The PRI exercised one-party rule for 71 years, quite a feat! Did PRI candidates win through fair elections?
Elections? More like electoral theater. I remember that only PRI candidate logos could be in red, white, and green, the colors of the Mexican flag. People could hardly tell where the party ended and the government began. That huge entity, the PRI-government structure, controlled every aspect of political life, including the voting process and the media.
Fair elections require that people have complete and accurate information. The Mexican news media are still mostly controlled by people with financial interests aligned with the robber class. Red-baiting and lies about more progressive candidates dominate the “news.”
Before 2018, AMLO had presidential victory stolen twice through manipulations of the ballot count, with the fearful specter of a socialist president a constant media drumbeat. By 2018, Mexicans had seen everything: NAFTA, the drug war, two PAN presidents, the return of the PRI. But online media finally provided them with alternatives to the oligarchic narrative. Historians have noted that whenever we have a shakeup in communications technology, a political earthquake follows. People in power control information. But changes in communications technology — the printing press, the telegram, the radio, and so on — can lead to a loss of that control.
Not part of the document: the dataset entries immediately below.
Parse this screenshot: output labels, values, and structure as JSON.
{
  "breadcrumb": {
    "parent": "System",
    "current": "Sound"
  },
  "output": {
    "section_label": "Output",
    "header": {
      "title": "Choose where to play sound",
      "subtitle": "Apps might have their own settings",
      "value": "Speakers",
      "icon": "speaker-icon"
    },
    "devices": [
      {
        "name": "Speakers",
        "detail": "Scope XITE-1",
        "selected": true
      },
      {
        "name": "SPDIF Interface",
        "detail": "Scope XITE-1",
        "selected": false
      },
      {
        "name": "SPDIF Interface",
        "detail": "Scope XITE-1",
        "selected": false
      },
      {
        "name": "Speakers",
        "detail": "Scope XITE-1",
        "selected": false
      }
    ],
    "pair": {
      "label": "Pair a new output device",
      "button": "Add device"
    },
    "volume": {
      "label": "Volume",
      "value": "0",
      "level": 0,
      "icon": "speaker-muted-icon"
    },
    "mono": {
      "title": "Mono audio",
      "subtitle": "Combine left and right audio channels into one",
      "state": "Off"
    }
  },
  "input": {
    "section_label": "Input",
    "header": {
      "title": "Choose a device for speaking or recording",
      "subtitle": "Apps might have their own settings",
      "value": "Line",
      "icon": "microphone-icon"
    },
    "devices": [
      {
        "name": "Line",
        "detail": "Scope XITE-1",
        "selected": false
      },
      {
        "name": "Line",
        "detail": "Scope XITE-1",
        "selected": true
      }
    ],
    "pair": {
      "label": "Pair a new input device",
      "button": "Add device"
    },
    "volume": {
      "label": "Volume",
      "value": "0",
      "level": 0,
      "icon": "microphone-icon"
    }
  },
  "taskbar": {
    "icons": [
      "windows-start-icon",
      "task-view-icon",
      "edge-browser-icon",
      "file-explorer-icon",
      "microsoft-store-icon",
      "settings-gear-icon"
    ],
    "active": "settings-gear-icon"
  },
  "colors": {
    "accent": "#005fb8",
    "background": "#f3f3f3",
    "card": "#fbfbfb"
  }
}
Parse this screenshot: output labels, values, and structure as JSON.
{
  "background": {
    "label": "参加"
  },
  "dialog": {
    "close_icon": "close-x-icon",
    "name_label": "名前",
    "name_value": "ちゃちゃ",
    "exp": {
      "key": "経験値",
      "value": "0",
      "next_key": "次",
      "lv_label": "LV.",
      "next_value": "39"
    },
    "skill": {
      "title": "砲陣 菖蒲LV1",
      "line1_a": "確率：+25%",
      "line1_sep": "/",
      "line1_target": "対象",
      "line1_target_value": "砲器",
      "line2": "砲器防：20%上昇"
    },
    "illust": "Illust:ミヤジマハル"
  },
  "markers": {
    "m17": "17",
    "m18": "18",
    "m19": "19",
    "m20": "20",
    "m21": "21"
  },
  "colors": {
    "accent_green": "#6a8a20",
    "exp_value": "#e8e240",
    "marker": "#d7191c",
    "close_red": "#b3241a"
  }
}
What social forces oppose AMLO and Morena today?
AMLO’s political opponents include politicians and bureaucrats who oppose Morena’s zeal for eradicating corruption and ending the special status of public servants. Big employers who don’t want to pay higher wages — or higher taxes — and those who don’t want regulations that protect the public and the environment also oppose Morena.
Then we have some people who consider themselves progressive but who I’d characterize as “First-World Mexicans.” These people like the idea of living in a social democracy like Denmark. Some of them I know even liked Bernie Sanders. But these people, with their high incomes and status, live in a different reality from most Mexicans. They don’t have a good sense of the immensity of Mexico’s problems as a Global South society. As a result, they tend to expect things that simply aren’t feasible in México. One example: their criticism that the Morena government wasn’t conducting broad-based testing for Covid. These people saw rich countries doing that testing. But they didn’t consider that such extremely resource-intensive testing will never be cost-effective in tight-budget societies.
What stance should US progressives take on México’s midterm elections?
People who support democracy have an obligation to question what they see in mainstream media, particularly the coverage of progressive governments and movements in the Global South. We need to push back on the reactionary narratives the New York Times and other capitalist media feed us and seek out alternative analyses. We need to use social media and share alternatives among our contacts.
Left journalists, meanwhile, should be brave enough to delve into Global South politics, understand it, and report on it. Kurt Hackbarth at Jacobin seems to be the only English-language journalist who does this regularly.
Above all, become informed, use critical analysis, and support transformative politics.